- The Washington Times - Friday, April 19, 2024

Former President Donald Trump’s hush money trial will begin in earnest Monday after successfully assembling a jury of Manhattanites who will convict or acquit the GOP presidential nominee in the heat of the campaign.

“We have a full panel,” Judge Juan Merchan announced Friday.

The jury consists of seven men and five women, plus six alternates who will step in if the full members run into a conflict or cannot deliberate for some reason.



They are expected to hear opening arguments from both sides Monday and leave by midafternoon in observance of Passover.

Mr. Trump, the presumptive Republican presidential nominee, will be inside a drab New York courtroom for about six weeks as he is tried on charges he criminally concealed payments to avoid bad press ahead of the 2016 election.

Mr. Trump faces 34 counts of falsifying business records in the case brought by Manhattan District Attorney Alvin Bragg.

Prosecutors allege Mr. Trump funneled payments to his lawyer, Michael Cohen, to conceal hush money paid to adult-film actress Stormy Daniels and two others to avoid bad press around the 2016 election.

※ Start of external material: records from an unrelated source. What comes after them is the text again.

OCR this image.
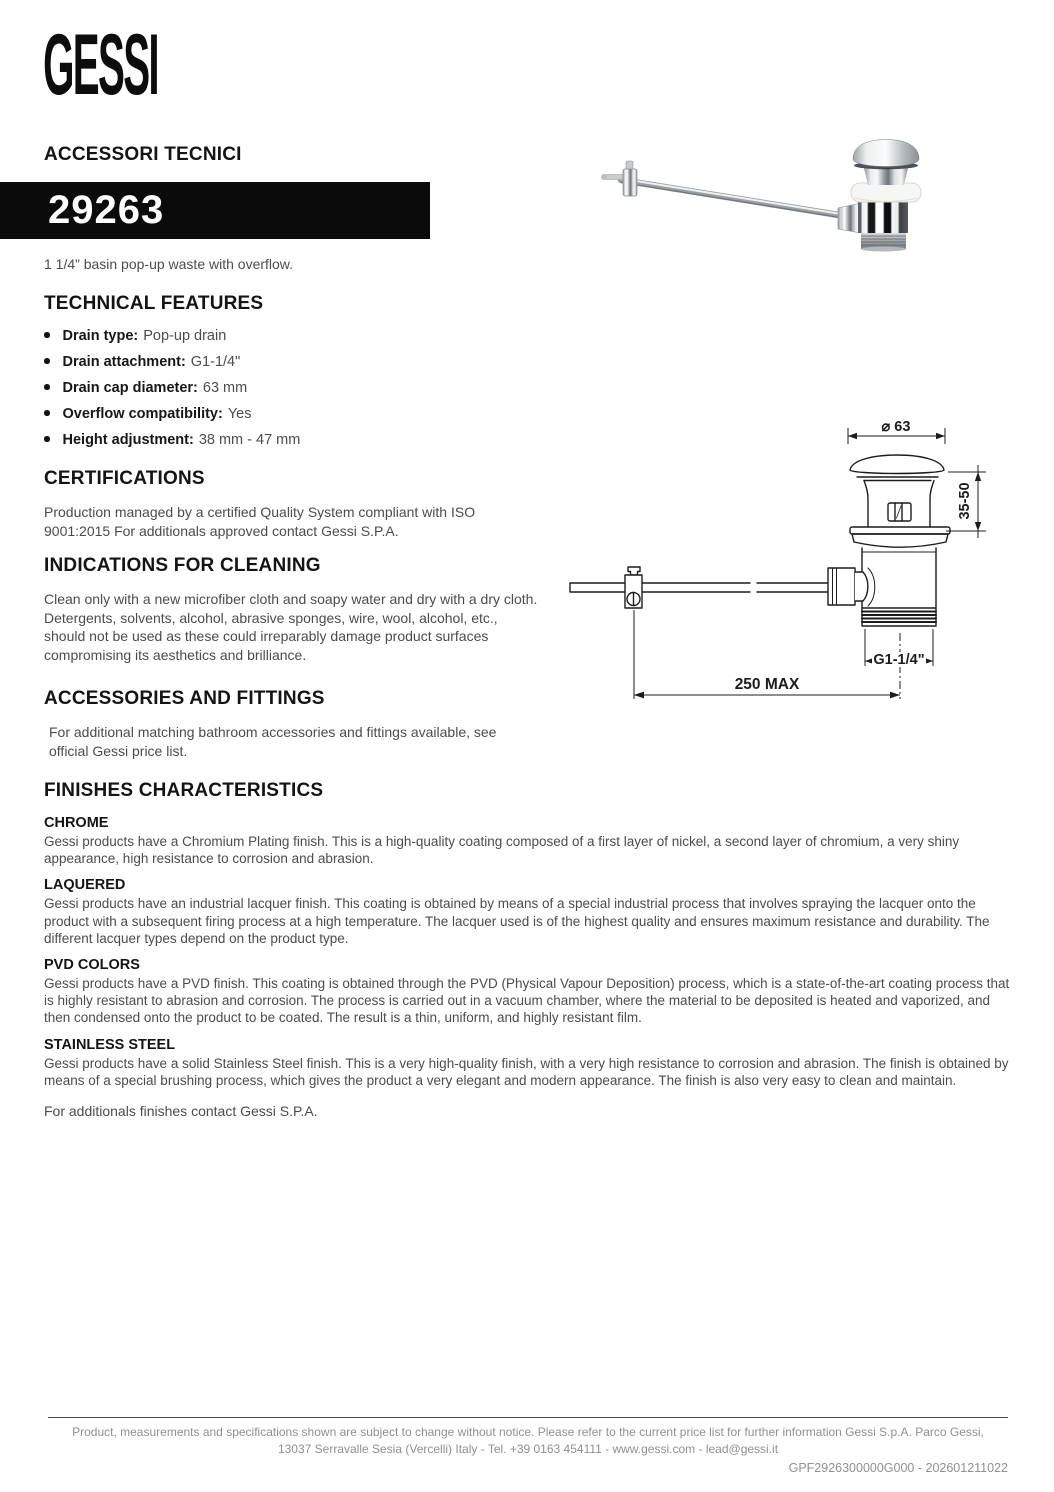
GESSI
ACCESSORI TECNICI
29263
1 1/4” basin pop-up waste with overflow.
TECHNICAL FEATURES
Drain type: Pop-up drain
Drain attachment: G1-1/4"
Drain cap diameter: 63 mm
Overflow compatibility: Yes
Height adjustment: 38 mm - 47 mm
CERTIFICATIONS

Production managed by a certified Quality System compliant with ISO 9001:2015 For additionals approved contact Gessi S.P.A.

INDICATIONS FOR CLEANING

Clean only with a new microfiber cloth and soapy water and dry with a dry cloth. Detergents, solvents, alcohol, abrasive sponges, wire, wool, alcohol, etc., should not be used as these could irreparably damage product surfaces compromising its aesthetics and brilliance.

ACCESSORIES AND FITTINGS

For additional matching bathroom accessories and fittings available, see official Gessi price list.

⌀ 63
35-50
250 MAX
G1-1/4"
FINISHES CHARACTERISTICS

CHROME

Gessi products have a Chromium Plating finish. This is a high-quality coating composed of a first layer of nickel, a second layer of chromium, a very shiny appearance, high resistance to corrosion and abrasion.

LAQUERED

Gessi products have an industrial lacquer finish. This coating is obtained by means of a special industrial process that involves spraying the lacquer onto the product with a subsequent firing process at a high temperature. The lacquer used is of the highest quality and ensures maximum resistance and durability. The different lacquer types depend on the product type.

PVD COLORS

Gessi products have a PVD finish. This coating is obtained through the PVD (Physical Vapour Deposition) process, which is a state-of-the-art coating process that is highly resistant to abrasion and corrosion. The process is carried out in a vacuum chamber, where the material to be deposited is heated and vaporized, and then condensed onto the product to be coated. The result is a thin, uniform, and highly resistant film.

STAINLESS STEEL

Gessi products have a solid Stainless Steel finish. This is a very high-quality finish, with a very high resistance to corrosion and abrasion. The finish is obtained by means of a special brushing process, which gives the product a very elegant and modern appearance. The finish is also very easy to clean and maintain.

For additionals finishes contact Gessi S.P.A.

Product, measurements and specifications shown are subject to change without notice. Please refer to the current price list for further information Gessi S.p.A. Parco Gessi,
13037 Serravalle Sesia (Vercelli) Italy - Tel. +39 0163 454111 - www.gessi.com - lead@gessi.it
GPF2926300000G000 - 202601211022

Ms. Daniels says she had a sexual encounter with Mr. Trump nearly two decades ago. He denies the claim.

Mr. Trump pleaded not guilty to the criminal charges and says Democratic prosecutors are trying to stop his presidential campaign.

“I’m sitting in a courthouse all day long,” he said. “This is going on for the week and it will go up for another four or five weeks. And it’s very unfair. And people know it’s very unfair.”

Prosecutors have refused to divulge who they intend to call as their first witnesses, saying they’re worried Mr. Trump would intimidate them on social media.

Judge Merchan and counsel for both sides spent the past week vetting jurors to hear the case. It had its hiccups, with two jurors getting booted over worries about public identification and a brush with the legal system.

Jurors were dismissed en masse after they reported they could not be impartial about Mr. Trump, who’s dominated the U.S. political landscape for nearly a decade and faces three criminal matters in other courts.

Yet the court managed to land a jury for one of the most famous people in the world within four days.

The pool of potential jurors is being drawn from Manhattan, a borough that is very liberal but also a global business center. Jurors’ media consumption seemed to reflect that, with many reporting, they read both The New York Times and The Wall Street Journal.

One potential juror, who is originally from Europe, said he listens to both Fox News and NPR to get both sides of the political spectrum, though he stopped during questioning to say: “This is more stressful than I thought.”

One woman said she “didn’t believe in” watching the news and that her husband would send her any stories if they were important.

Mr. Trump sat quietly as potential jurors weighed in on him as a person, both good, bad and indifferent.

One juror said he grew up in New Jersey and probably dreamed of going to live in Trump Tower one day, but he didn’t care for Mr. Trump’s policies or how he uses his bully pulpit.

“It’s more the negative rhetoric — and bias that he speaks about — that is the most harmful,” the juror said Friday.

Another juror said she could serve on the jury, with one caveat: “I’m good with the time as long as we get to eat.”